El proyecto de semaforización se entregó a la secretaría regional ministerial de Obras Públicas en octubre de 2024, pero su plano tenía validez hasta el 31 de octubre de 2025, plazo ya cumplido. En el camino, su costo se disparó: de poco más de 1.000 millones de pesos estimados en un inicio pasó a unos 2.300 millones en 2025, según informó en su momento el entonces seremi de Obras Públicas, José Luis Hernández, tras sucesivas adecuaciones. El financiamiento debía provenir del Gobierno Regional, con fondos del FNDR.
En mayo de 2026, tras un análisis preinversional de costo y beneficio, la Dirección de Vialidad se decantó por una rotonda, la primera de su tipo en la zona. Según explicó el jefe de Vialidad Urbana del Ministerio de Obras Públicas, Giovanni Carcuro, se prefirió esa opción para hacer más ágil el tránsito: sostuvo que el semáforo “genera tensión”, mientras que en la rotonda ningún vehículo pierde la prioridad, y agregó que da más margen de giro a los camiones.

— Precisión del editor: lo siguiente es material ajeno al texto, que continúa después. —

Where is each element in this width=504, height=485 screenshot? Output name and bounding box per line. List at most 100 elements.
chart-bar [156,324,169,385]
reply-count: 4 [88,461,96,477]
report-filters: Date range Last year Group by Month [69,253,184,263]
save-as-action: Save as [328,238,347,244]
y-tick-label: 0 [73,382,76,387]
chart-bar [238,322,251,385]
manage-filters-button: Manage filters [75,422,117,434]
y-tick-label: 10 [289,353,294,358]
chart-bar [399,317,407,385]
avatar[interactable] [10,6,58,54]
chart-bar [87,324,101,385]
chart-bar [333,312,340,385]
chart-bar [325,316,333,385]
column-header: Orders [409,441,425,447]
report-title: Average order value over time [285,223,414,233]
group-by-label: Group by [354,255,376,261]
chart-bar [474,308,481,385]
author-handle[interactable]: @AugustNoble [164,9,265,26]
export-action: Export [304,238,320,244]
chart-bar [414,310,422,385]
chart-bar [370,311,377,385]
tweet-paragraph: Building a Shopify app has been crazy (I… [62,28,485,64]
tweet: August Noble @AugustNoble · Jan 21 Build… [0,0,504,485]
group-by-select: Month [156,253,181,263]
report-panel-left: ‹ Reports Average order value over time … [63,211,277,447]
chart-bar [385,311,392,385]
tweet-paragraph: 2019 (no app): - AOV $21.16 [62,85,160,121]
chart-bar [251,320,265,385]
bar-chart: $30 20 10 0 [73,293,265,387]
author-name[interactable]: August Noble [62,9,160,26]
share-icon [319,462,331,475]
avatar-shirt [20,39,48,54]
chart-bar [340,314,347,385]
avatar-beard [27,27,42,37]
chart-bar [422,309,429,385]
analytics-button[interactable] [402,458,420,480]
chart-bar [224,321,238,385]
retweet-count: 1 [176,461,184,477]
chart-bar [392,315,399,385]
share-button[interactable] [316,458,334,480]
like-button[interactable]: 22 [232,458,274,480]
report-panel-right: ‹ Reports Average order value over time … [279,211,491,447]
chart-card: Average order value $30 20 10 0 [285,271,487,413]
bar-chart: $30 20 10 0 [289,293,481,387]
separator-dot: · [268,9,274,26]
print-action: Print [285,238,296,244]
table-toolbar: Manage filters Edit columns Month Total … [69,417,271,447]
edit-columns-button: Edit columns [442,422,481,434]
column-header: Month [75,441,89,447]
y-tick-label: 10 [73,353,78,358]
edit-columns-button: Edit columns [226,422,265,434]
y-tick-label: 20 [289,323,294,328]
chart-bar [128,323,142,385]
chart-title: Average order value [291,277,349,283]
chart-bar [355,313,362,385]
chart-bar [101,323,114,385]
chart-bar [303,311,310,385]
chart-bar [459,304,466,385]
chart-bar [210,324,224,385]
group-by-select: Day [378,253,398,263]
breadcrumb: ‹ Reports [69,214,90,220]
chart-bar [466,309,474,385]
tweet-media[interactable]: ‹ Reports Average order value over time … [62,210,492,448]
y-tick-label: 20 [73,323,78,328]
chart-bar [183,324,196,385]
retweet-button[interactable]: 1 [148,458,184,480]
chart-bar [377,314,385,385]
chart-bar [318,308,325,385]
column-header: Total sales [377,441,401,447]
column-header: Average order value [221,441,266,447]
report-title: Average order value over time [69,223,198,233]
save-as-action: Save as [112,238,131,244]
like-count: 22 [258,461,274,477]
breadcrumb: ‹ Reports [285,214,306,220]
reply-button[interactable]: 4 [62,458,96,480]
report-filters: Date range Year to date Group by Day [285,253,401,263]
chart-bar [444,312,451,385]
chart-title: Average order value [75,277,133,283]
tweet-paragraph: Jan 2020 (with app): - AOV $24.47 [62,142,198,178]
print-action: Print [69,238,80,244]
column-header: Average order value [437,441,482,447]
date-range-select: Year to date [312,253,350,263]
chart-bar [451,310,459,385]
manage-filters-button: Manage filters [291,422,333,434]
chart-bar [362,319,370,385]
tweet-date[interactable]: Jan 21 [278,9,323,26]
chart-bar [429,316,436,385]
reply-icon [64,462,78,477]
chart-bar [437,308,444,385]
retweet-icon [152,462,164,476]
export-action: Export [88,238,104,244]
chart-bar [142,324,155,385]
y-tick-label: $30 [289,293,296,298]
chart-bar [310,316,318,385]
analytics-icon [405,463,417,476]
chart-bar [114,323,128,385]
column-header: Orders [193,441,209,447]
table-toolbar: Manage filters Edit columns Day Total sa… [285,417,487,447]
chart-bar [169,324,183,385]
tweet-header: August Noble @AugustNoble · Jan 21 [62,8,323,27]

La obra, que el Mop estima en más de 14 mil millones de pesos, contempla iluminación y la conservación del monumento a los pueblos aborígenes, y protegería el humedal del sector.
Los plazos son largos: el diseño podría licitarse en 2027 y tardar dos años; luego debe pasar por la aprobación del Ministerio de Desarrollo Social antes de licitar su ejecución, que recién ocurriría en la próxima década. El actual seremi de Obras Públicas, Alejandro Marusic, matizó que se trata de “una idea” y que los plazos son extensos.
En ese escenario, Flores planteó que no se opone a la rotonda, pero que no se puede esperar cerca de ocho años teniendo un proyecto de semáforo ya estudiado. Cifró la rotonda en torno a 20 mil millones de pesos y el semáforo en unos 1.300 millones, con obras de seis a ocho meses. “No podemos esperar ocho años más para resolver un punto que lleva más de una década esperando una respuesta”, afirmó.
Mientras se define la solución, el nudo vial sigue registrando accidentes. En hora punta circulan por el sector más de 1.500 vehículos por hora.